Under stepped-up pressure from numerous artists and activists, a number of major music festivals are disavowing facial recognition at their events.
Digital rights advocacy group Fight for the Future has revealed which music festivals have committed to banning facial recognition technology — and the list is slowly growing.
Several artists including Tom Morello, Amanda Palmer, Gramatik, The Glitch Mob, and more support the effort and are putting pressure on venues and festivals to ban the technology. The new scorecard highlights which popular music festivals in the United States have committed to banning the tech.
Major festivals like Bonnaroo, Electric Forest, Austin City Limits, and Shambhala have committed to the ban. Several others have stated they won’t use the tech publicly. But major festivals like SXSW, Coachella, and Riot Fest have not committed either way.
We reached out to Live Nation about their plans to use facial recognition technology. A representative confirmed they are not ‘currently’ using facial recognition, but the company has invested in the technology. The statement from Live Nation says any future use of the tech will be “opt-in” only, which means it is being explored.
Festivals committing to the ban so far include:
- Austin City Limits
- Electric Forest
- Lightning in a Bottle
- Pitchfork Music Festival
- Punk Rock Bowling
- Sonic Bloom
- Summer Meltdown Festival
- Waterloo Music Festival
Goldenvoice — responsible for Coachella — gave a non-answer to activists who asked for a commitment.
Fight for the Future’s Evan Greer says companies that run major festivals shouldn’t be experimenting on music fans. She says any company that collects biometric information is meddling with dangerous technology.

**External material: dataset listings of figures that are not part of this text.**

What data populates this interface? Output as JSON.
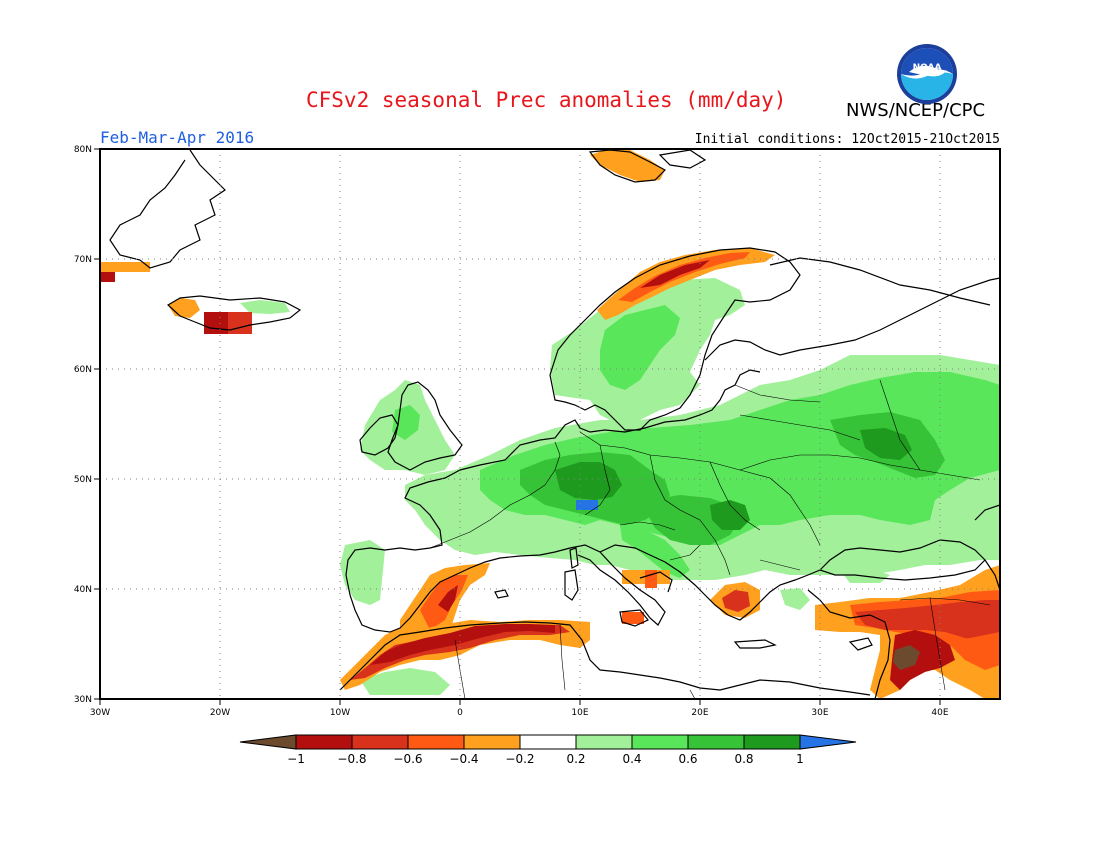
{
  "title": "CFSv2 seasonal Prec anomalies (mm/day)",
  "organization": "NWS/NCEP/CPC",
  "period": "Feb-Mar-Apr 2016",
  "initial_conditions": "Initial conditions: 12Oct2015-21Oct2015",
  "logo": {
    "icon": "noaa-logo",
    "text": "NOAA"
  },
  "map": {
    "lon_range": [
      -30,
      45
    ],
    "lat_range": [
      30,
      80
    ],
    "lon_ticks": [
      "30W",
      "20W",
      "10W",
      "0",
      "10E",
      "20E",
      "30E",
      "40E"
    ],
    "lat_ticks": [
      "30N",
      "40N",
      "50N",
      "60N",
      "70N",
      "80N"
    ],
    "grid": "dotted"
  },
  "colorbar": {
    "ticks": [
      "-1",
      "-0.8",
      "-0.6",
      "-0.4",
      "-0.2",
      "0.2",
      "0.4",
      "0.6",
      "0.8",
      "1"
    ],
    "colors": [
      "#6b4a2e",
      "#b40f0f",
      "#d9321c",
      "#ff5a14",
      "#ffa01e",
      "#ffffff",
      "#a2f09a",
      "#5ae65a",
      "#37c337",
      "#1e9b1e",
      "#2673e6"
    ]
  },
  "chart_data": {
    "type": "heatmap",
    "variable": "Precipitation anomaly",
    "units": "mm/day",
    "regions": [
      {
        "region": "Central Europe (Alps)",
        "lon": [
          5,
          20
        ],
        "lat": [
          44,
          52
        ],
        "level": "0.6 to 0.8"
      },
      {
        "region": "Alps maximum",
        "lon": [
          10,
          11
        ],
        "lat": [
          47,
          48
        ],
        "level": "> 1"
      },
      {
        "region": "France / Benelux",
        "lon": [
          -5,
          8
        ],
        "lat": [
          43,
          53
        ],
        "level": "0.2 to 0.6"
      },
      {
        "region": "British Isles",
        "lon": [
          -10,
          2
        ],
        "lat": [
          50,
          59
        ],
        "level": "0.2 to 0.4"
      },
      {
        "region": "Scandinavia / Baltic",
        "lon": [
          10,
          30
        ],
        "lat": [
          55,
          67
        ],
        "level": "0.2 to 0.6"
      },
      {
        "region": "Western Russia",
        "lon": [
          30,
          45
        ],
        "lat": [
          47,
          61
        ],
        "level": "0.4 to 0.8"
      },
      {
        "region": "Norway coast",
        "lon": [
          12,
          25
        ],
        "lat": [
          65,
          71
        ],
        "level": "-0.4 to -0.8"
      },
      {
        "region": "Iberian east coast",
        "lon": [
          -5,
          1
        ],
        "lat": [
          37,
          42
        ],
        "level": "-0.4 to -0.8"
      },
      {
        "region": "North Africa (Algeria/Tunisia)",
        "lon": [
          -3,
          10
        ],
        "lat": [
          34,
          37
        ],
        "level": "-0.6 to -1"
      },
      {
        "region": "Morocco",
        "lon": [
          -10,
          -4
        ],
        "lat": [
          31,
          35
        ],
        "level": "-0.6 to -0.8"
      },
      {
        "region": "Turkey / Levant",
        "lon": [
          33,
          45
        ],
        "lat": [
          31,
          39
        ],
        "level": "-0.4 to -1"
      },
      {
        "region": "Iceland south coast",
        "lon": [
          -20,
          -17
        ],
        "lat": [
          63,
          65
        ],
        "level": "-0.6 to -0.8"
      },
      {
        "region": "Svalbard",
        "lon": [
          10,
          15
        ],
        "lat": [
          77,
          80
        ],
        "level": "-0.2 to -0.4"
      }
    ]
  }
}
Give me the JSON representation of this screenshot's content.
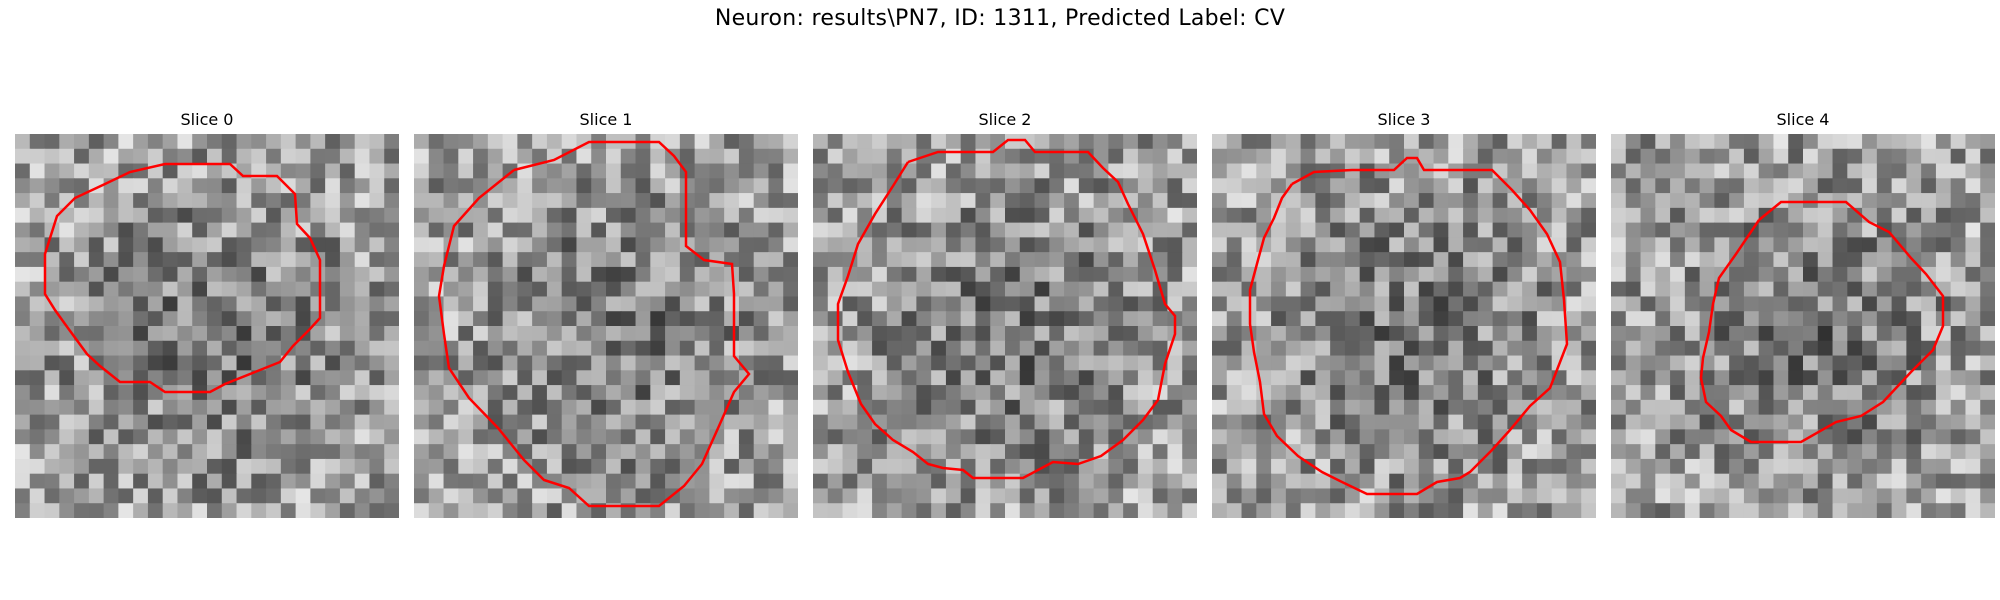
{
  "suptitle": "Neuron: results\\PN7, ID: 1311, Predicted Label: CV",
  "panels": [
    {
      "title": "Slice 0",
      "contour_color": "#ff0000"
    },
    {
      "title": "Slice 1",
      "contour_color": "#ff0000"
    },
    {
      "title": "Slice 2",
      "contour_color": "#ff0000"
    },
    {
      "title": "Slice 3",
      "contour_color": "#ff0000"
    },
    {
      "title": "Slice 4",
      "contour_color": "#ff0000"
    }
  ]
}
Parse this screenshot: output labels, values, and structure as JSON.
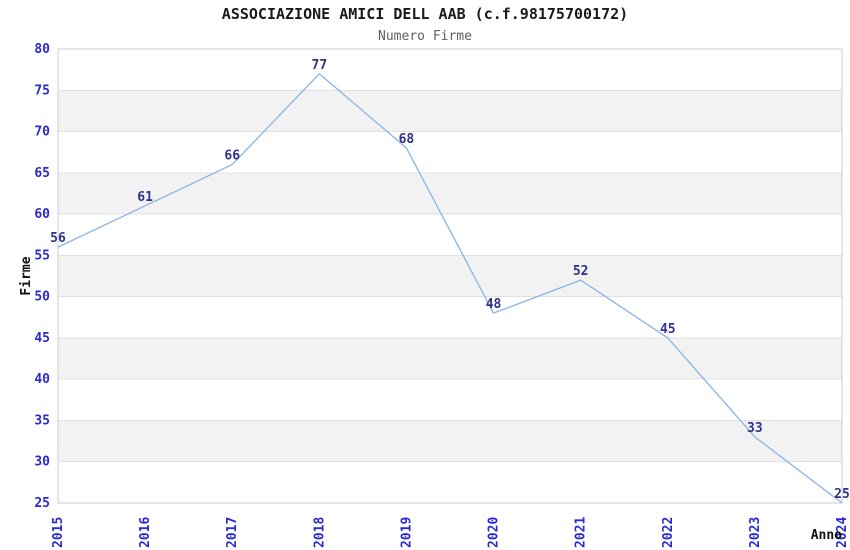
{
  "chart_data": {
    "type": "line",
    "title": "ASSOCIAZIONE AMICI DELL AAB (c.f.98175700172)",
    "subtitle": "Numero Firme",
    "xlabel": "Anno",
    "ylabel": "Firme",
    "categories": [
      "2015",
      "2016",
      "2017",
      "2018",
      "2019",
      "2020",
      "2021",
      "2022",
      "2023",
      "2024"
    ],
    "values": [
      56,
      61,
      66,
      77,
      68,
      48,
      52,
      45,
      33,
      25
    ],
    "ylim": [
      25,
      80
    ],
    "ytick_step": 5,
    "grid": true,
    "legend": "none",
    "plot_bands": "alternating horizontal rows",
    "colors": {
      "line": "#88b4e6",
      "tick_label": "#2a2ad2",
      "data_label": "#31318c",
      "band": "#f2f2f2",
      "grid_line": "#e0e0e0",
      "plot_border": "#cccccc",
      "title_text": "#1a1a1a",
      "subtitle_text": "#606060",
      "background": "#ffffff"
    }
  }
}
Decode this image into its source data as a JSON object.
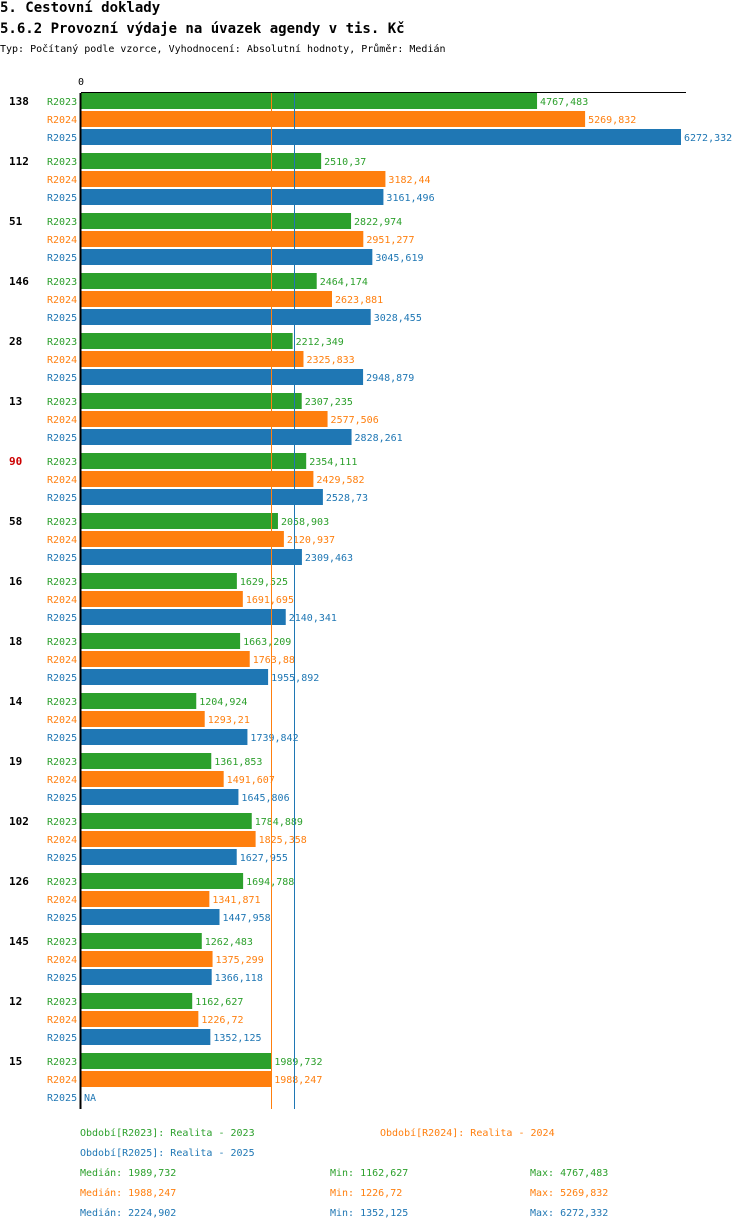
{
  "header": {
    "title": "5. Cestovní doklady",
    "subtitle": "5.6.2 Provozní výdaje na úvazek agendy v tis. Kč",
    "info": "Typ: Počítaný podle vzorce, Vyhodnocení: Absolutní hodnoty, Průměr: Medián"
  },
  "colors": {
    "R2023": "#2ca02c",
    "R2024": "#ff7f0e",
    "R2025": "#1f77b4",
    "highlight": "#cc0000"
  },
  "chart_data": {
    "type": "bar",
    "orientation": "horizontal",
    "x_tick_label": "0",
    "xlim": [
      0,
      6272.332
    ],
    "series_names": [
      "R2023",
      "R2024",
      "R2025"
    ],
    "groups": [
      {
        "label": "138",
        "highlight": false,
        "values": [
          4767.483,
          5269.832,
          6272.332
        ],
        "labels": [
          "4767,483",
          "5269,832",
          "6272,332"
        ]
      },
      {
        "label": "112",
        "highlight": false,
        "values": [
          2510.37,
          3182.44,
          3161.496
        ],
        "labels": [
          "2510,37",
          "3182,44",
          "3161,496"
        ]
      },
      {
        "label": "51",
        "highlight": false,
        "values": [
          2822.974,
          2951.277,
          3045.619
        ],
        "labels": [
          "2822,974",
          "2951,277",
          "3045,619"
        ]
      },
      {
        "label": "146",
        "highlight": false,
        "values": [
          2464.174,
          2623.881,
          3028.455
        ],
        "labels": [
          "2464,174",
          "2623,881",
          "3028,455"
        ]
      },
      {
        "label": "28",
        "highlight": false,
        "values": [
          2212.349,
          2325.833,
          2948.879
        ],
        "labels": [
          "2212,349",
          "2325,833",
          "2948,879"
        ]
      },
      {
        "label": "13",
        "highlight": false,
        "values": [
          2307.235,
          2577.506,
          2828.261
        ],
        "labels": [
          "2307,235",
          "2577,506",
          "2828,261"
        ]
      },
      {
        "label": "90",
        "highlight": true,
        "values": [
          2354.111,
          2429.582,
          2528.73
        ],
        "labels": [
          "2354,111",
          "2429,582",
          "2528,73"
        ]
      },
      {
        "label": "58",
        "highlight": false,
        "values": [
          2058.903,
          2120.937,
          2309.463
        ],
        "labels": [
          "2058,903",
          "2120,937",
          "2309,463"
        ]
      },
      {
        "label": "16",
        "highlight": false,
        "values": [
          1629.525,
          1691.695,
          2140.341
        ],
        "labels": [
          "1629,525",
          "1691,695",
          "2140,341"
        ]
      },
      {
        "label": "18",
        "highlight": false,
        "values": [
          1663.209,
          1763.88,
          1955.892
        ],
        "labels": [
          "1663,209",
          "1763,88",
          "1955,892"
        ]
      },
      {
        "label": "14",
        "highlight": false,
        "values": [
          1204.924,
          1293.21,
          1739.842
        ],
        "labels": [
          "1204,924",
          "1293,21",
          "1739,842"
        ]
      },
      {
        "label": "19",
        "highlight": false,
        "values": [
          1361.853,
          1491.607,
          1645.806
        ],
        "labels": [
          "1361,853",
          "1491,607",
          "1645,806"
        ]
      },
      {
        "label": "102",
        "highlight": false,
        "values": [
          1784.889,
          1825.358,
          1627.955
        ],
        "labels": [
          "1784,889",
          "1825,358",
          "1627,955"
        ]
      },
      {
        "label": "126",
        "highlight": false,
        "values": [
          1694.788,
          1341.871,
          1447.958
        ],
        "labels": [
          "1694,788",
          "1341,871",
          "1447,958"
        ]
      },
      {
        "label": "145",
        "highlight": false,
        "values": [
          1262.483,
          1375.299,
          1366.118
        ],
        "labels": [
          "1262,483",
          "1375,299",
          "1366,118"
        ]
      },
      {
        "label": "12",
        "highlight": false,
        "values": [
          1162.627,
          1226.72,
          1352.125
        ],
        "labels": [
          "1162,627",
          "1226,72",
          "1352,125"
        ]
      },
      {
        "label": "15",
        "highlight": false,
        "values": [
          1989.732,
          1988.247,
          null
        ],
        "labels": [
          "1989,732",
          "1988,247",
          "NA"
        ]
      }
    ],
    "reference_lines": [
      {
        "series": "R2024",
        "value": 1988.247
      },
      {
        "series": "R2025",
        "value": 2224.902
      }
    ]
  },
  "legend": {
    "p2023": "Období[R2023]: Realita - 2023",
    "p2024": "Období[R2024]: Realita - 2024",
    "p2025": "Období[R2025]: Realita - 2025",
    "rows": [
      {
        "median": "Medián: 1989,732",
        "min": "Min: 1162,627",
        "max": "Max: 4767,483"
      },
      {
        "median": "Medián: 1988,247",
        "min": "Min: 1226,72",
        "max": "Max: 5269,832"
      },
      {
        "median": "Medián: 2224,902",
        "min": "Min: 1352,125",
        "max": "Max: 6272,332"
      }
    ]
  }
}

“The companies that run major festivals should not be experimenting on music fans by scanning our faces and collecting our biometric information. They should never put our safety and basic rights at risk just to collect our data and turn it into profit.”
Fight for the Future believes festival organizers have a moral imperative not to use invasive technology.
Some reports show that Madison Square Garden is already using facial recognition surveillance. We reported earlier this year that Taylor Swift’s security team tracks her stalkers at concerts using facial recognition surveillance.
The movement is part of a broader campaign to ban facial recognition use by governments, too. Over 30 major grassroots civil rights organizations have supported that campaign.